From some of the ytubes we have been viewing setting the frame square on a flat surface seems a key and obvious thing to getting a good quality output.

Afraid we are still hovering between the Ender 3 Pro and the V2 which is £60 more and does seem to offer decent improvements to our inexperienced eyes,  would you go with the V2 if faced with buying one or the other , knowing what you do ?


----------



## jamila169 (5 Jun 2021)

I'd get the V2, it's got some worthwhile improvements -restart after power interruption, 32 bit silent board, colour screen, better y tensioner- over the base model and the pro (which TBH is the basic model with slightly more expensive parts, just changing to a glass bed and an ally extruder made mine a pro back when it was launched, it already had the meanwell PSU). I heartily recommend Michael Laws (teachingtech)'s videos , with CHEP a close second. The best assembly and tuning guide on the planet is Luke Hatfield's https://support.th3dstudio.com/wp-c...Help-guide-Creality-and-others-5-22-21091.pdf
and the best FB group (of which Luke's a mod) is ender3 support and modding - UK admins, zero tolerance for numpties and full of people that genuinely like helping beginners


----------



## dino21 (5 Jun 2021)

jamila169 said:


> I'd get the V2, it's got some worthwhile improvements -restart after power interruption, 32 bit silent board, colour screen, better y tensioner- over the base model and the pro (which TBH is the basic model with slightly more expensive parts, just changing to a glass bed and an ally extruder made mine a pro back when it was launched, it already had the meanwell PSU). I heartily recommend Michael Laws (teachingtech)'s videos , with CHEP a close second. The best assembly and tuning guide on the planet is Luke Hatfield's https://support.th3dstudio.com/wp-c...Help-guide-Creality-and-others-5-22-21091.pdf
> and the best FB group (of which Luke's a mod) is ender3 support and modding - UK admins, zero tolerance for numpties and full of people that genuinely like helping beginners



Many thanks for your helpful comments and those links, the Chep/FF one we had already followed, but the other links will take some time to digest 

One last question , if we may,  any suggestions as to a good UK supplier to purchase from eg Technology Outlet or  Box seem to offer keen prices ...  ?


----------



## jamila169 (5 Jun 2021)

well, I got mine from amazon, but you do have to be careful with the supplier, I don't know which the best one is now( might be something on the FB group about that). We've had good service from Box for computers and whatnot, and looks like they've got the best price right now


----------



## Rockfella (28 Jun 2021)

Aqua sobriquet said:


> I made a media basket from some oven mesh for my 2213 and I haven’t had any problems with the foams compressing.
> 
> View attachment 170244


Neat job! If you can make the mesh holes a bit smaller it will be a perfect filter for an Anoxic filtration system.


----------



## dino21 (21 Jul 2021)

Just an update that might be of interest to anyone else looking to buy an Ender printer in the UK.

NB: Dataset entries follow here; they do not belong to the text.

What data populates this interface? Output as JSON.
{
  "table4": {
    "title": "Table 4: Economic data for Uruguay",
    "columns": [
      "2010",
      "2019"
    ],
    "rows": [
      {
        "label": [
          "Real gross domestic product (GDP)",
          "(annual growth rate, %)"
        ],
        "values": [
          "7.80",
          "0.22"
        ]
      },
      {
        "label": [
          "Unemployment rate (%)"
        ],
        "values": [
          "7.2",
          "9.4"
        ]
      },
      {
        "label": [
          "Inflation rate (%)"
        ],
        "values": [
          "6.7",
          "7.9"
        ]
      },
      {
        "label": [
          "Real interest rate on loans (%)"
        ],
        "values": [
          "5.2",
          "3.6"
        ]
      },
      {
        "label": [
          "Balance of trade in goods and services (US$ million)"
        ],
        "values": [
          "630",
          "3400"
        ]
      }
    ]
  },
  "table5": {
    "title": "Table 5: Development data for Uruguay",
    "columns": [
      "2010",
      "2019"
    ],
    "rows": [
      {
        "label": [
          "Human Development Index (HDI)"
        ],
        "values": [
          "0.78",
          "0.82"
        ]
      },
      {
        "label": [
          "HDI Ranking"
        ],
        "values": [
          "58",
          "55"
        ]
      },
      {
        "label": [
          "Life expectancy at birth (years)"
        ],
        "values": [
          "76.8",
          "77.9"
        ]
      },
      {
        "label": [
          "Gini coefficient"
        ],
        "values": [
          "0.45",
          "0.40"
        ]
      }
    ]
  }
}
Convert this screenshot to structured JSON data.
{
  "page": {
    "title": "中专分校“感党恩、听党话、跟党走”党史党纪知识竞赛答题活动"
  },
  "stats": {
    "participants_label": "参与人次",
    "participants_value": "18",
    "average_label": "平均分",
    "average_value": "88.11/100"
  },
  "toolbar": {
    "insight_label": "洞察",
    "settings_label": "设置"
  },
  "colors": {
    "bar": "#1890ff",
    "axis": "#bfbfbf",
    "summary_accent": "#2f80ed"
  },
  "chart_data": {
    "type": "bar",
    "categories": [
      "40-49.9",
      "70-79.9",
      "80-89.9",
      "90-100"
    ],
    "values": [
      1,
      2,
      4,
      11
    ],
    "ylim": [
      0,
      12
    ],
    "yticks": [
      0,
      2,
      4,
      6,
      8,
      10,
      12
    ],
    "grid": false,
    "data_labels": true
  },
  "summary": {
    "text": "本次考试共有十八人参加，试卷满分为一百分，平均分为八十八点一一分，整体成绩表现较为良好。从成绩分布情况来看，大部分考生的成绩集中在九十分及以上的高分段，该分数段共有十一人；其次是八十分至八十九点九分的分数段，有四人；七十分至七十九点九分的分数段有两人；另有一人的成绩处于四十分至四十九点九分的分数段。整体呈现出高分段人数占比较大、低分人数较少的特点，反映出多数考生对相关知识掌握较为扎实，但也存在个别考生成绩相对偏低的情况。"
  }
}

The price of an Ender 3 V2 mentioned  here last month was  £217  but some UK stockists have now dropped to £199.
However then spotted this "Flash" sale offer direct from Creality  for £170, plus another £5 off if you are a new customer, so just £165 !
At that price and the  helpful comments from the members above , could not resist !

If similarly looking for an Ender printer, worth checking Crealitys own site where ever you are to see if they have similar flash sale

Ender 3 V2 3D Printer UK|Free shipping Ender 3 V2|Creality UK


----------



## idris (8 Nov 2021)

Apologies for resurrecting an old thread ...
What software is everyone using to create their models?


----------



## Paulus (8 Nov 2021)

idris said:


> Apologies for resurrecting an old thread ...
> What software is everyone using to create their models?


I use Fusion 360 for the modeling/adjusting files. And for the printing part Ultimaker Cura


----------



## dino21 (9 Nov 2021)

Was suggested to us that we start with TinkerCad  but Fusion 360 ( free edition)  would be better, though a bit more of a learning curve; masses of ytube tutorials on both.
Again Cura seems the most popular slicer.

Octoprint with a Rasp Pi can be used as a remote controller and with a camera which we find very handy as our printer is in an outside workroom,  but even used  locally it allows you to upload your sketches without having to mess around with the little SD card as used on our Ender 3.


----------



## idris (9 Nov 2021)

I've played with Sketchup quite a bit (just for designing - not building) but am looking for an alternative.
I've tried FreeCAD, and my head imploded. I loathe the hostage-ware philosophy of Fusion 360. TinkerCAD looks a bit primary-school-crayons, but I'm probably being unfair.
Am currently looking at Blender, but that's more movie-GFX than milling-machine-isometric, so I'm not sure that's the way to go yet.


----------



## Hufsa (9 Nov 2021)

I spoke to my SO and he says one can use just about any 3D program, he uses 3DS Max but says you could also use Blender or Maya etc. And for the slicing he uses the program that comes with the machine.


----------



## dino21 (9 Nov 2021)

If you have not already seen it, this link suggests some programs to try  and their level of complexity, Blender being the hardest.
It also mentions SketchUp which though basic,  looks like a step up from Tinkercad ..
https://all3dp.com/2/best-free-cad-software-for-3d-printing/


----------